Five is between 4 and 6 and is the third prime number, after 2 and 3, and before 7. Because it can be written as 2^(2^1)+1, five is classified as a Fermat prime. 5 is the third Sophie Germain prime, the first safe prime, and the third Mersenne prime exponent. Five is the first Wilson prime and the third factorial prime, also an alternating factorial. Five is the first Good prime. It is an Eisenstein prime with no imaginary part and real part of the form 3n − 1. It is also the only number that is part of more than one pair of twin primes.
Five is conjectured to be the only odd untouchable number and if this is the case then five will be the only odd prime number that is not the base of an aliquot tree.
The number 5 is the 5th Fibonacci number, being 2 plus 3. 5 is also a Pell number and a Markov number, appearing in solutions to the Markov Diophantine equation: (1, 2, 5), (1, 5, 13), (2, 5, 29), (5, 13, 194), (5, 29, 433), ... (A030452 lists Markov numbers that appear in solutions where one of the other two terms is 5).

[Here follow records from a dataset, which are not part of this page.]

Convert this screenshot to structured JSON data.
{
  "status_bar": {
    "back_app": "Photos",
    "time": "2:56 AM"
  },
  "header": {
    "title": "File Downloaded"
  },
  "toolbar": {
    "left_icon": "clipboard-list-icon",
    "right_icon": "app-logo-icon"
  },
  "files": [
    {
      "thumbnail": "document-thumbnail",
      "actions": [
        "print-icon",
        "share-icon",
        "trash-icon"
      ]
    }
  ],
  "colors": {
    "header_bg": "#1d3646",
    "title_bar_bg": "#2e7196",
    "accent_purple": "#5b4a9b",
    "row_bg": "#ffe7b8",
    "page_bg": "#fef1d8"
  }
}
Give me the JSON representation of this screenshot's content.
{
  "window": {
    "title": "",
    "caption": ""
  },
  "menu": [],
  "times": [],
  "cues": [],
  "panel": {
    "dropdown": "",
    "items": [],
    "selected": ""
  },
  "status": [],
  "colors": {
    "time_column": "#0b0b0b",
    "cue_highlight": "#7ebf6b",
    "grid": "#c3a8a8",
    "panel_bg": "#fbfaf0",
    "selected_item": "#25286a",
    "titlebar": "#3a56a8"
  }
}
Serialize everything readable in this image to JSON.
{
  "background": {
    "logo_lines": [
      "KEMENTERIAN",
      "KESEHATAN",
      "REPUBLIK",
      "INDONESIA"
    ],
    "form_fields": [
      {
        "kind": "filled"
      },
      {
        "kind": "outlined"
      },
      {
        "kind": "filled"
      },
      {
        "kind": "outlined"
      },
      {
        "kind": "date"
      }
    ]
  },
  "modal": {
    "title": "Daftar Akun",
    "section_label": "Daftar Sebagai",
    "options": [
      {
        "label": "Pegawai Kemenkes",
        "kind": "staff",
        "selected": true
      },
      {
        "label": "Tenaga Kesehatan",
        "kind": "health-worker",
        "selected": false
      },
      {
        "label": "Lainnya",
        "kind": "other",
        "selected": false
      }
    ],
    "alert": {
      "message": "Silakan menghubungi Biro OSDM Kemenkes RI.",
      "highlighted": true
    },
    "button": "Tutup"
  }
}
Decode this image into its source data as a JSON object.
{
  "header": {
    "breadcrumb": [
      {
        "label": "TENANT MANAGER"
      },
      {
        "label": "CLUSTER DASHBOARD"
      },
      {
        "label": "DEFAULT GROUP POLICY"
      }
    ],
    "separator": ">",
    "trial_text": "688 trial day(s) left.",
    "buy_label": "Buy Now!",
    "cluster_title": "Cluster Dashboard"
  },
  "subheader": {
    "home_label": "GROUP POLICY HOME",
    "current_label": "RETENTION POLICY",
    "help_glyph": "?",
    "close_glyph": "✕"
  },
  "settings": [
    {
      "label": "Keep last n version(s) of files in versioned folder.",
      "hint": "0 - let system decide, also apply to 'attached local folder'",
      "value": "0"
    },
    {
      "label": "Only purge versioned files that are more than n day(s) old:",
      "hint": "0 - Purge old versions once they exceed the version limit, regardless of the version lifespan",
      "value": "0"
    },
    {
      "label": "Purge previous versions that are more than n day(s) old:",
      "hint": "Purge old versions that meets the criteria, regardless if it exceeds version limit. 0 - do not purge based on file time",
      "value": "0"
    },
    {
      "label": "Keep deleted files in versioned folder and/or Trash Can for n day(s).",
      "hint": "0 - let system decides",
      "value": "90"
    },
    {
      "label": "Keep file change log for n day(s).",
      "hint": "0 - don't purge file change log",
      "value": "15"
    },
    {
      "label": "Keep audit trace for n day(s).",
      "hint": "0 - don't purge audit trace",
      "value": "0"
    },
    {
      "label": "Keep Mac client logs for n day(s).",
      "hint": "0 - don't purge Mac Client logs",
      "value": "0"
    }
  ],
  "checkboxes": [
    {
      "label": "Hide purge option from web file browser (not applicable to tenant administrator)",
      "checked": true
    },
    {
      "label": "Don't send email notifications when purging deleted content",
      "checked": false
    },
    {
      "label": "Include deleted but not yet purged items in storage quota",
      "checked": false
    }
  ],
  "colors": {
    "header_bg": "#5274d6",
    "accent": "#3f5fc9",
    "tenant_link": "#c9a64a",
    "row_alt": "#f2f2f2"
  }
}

Whereas 5 is unique in the Fibonacci sequence, in the Perrin sequence 5 is both the fifth and sixth Perrin numbers.
5 and 6 form a Ruth-Aaron pair under either definition.
There are five solutions to Znám's problem of length 6.
Five is the second Sierpinski number of the first kind, and can be written as S2=(2^2)+1
While polynomial equations of degree 4 and below can be solved with radicals, equations of degree 5 and higher cannot generally be so solved. This is the Abel-Ruffini theorem. This is related to the fact that the symmetric group Sn is a solvable group for n ≤ 4 and not solvable for n ≥ 5.
While all graphs with 4 or fewer vertices are planar, there exists a graph with 5 vertices which is not planar: K5, the complete graph with 5 vertices.
Five is also the number of Platonic solids.
A polygon with five sides is a pentagon. Figurate numbers representing pentagons (including five) are called pentagonal numbers. Five is also a square pyramidal number.
Five is the only prime number to end in the digit 5, because all other numbers written with a 5 in the ones-place under the decimal system are multiples of five. As a consequence of this, 5 is in base 10 a 1-automorphic number.
Vulgar fractions with 5 or 2 in the denominator do not yield infinite decimal expansions, as is the case with most primes, because they are prime factors of ten, the base. When written in the decimal system, all multiples of 5 will end in either 5 or 0.
There are five Exceptional Lie groups.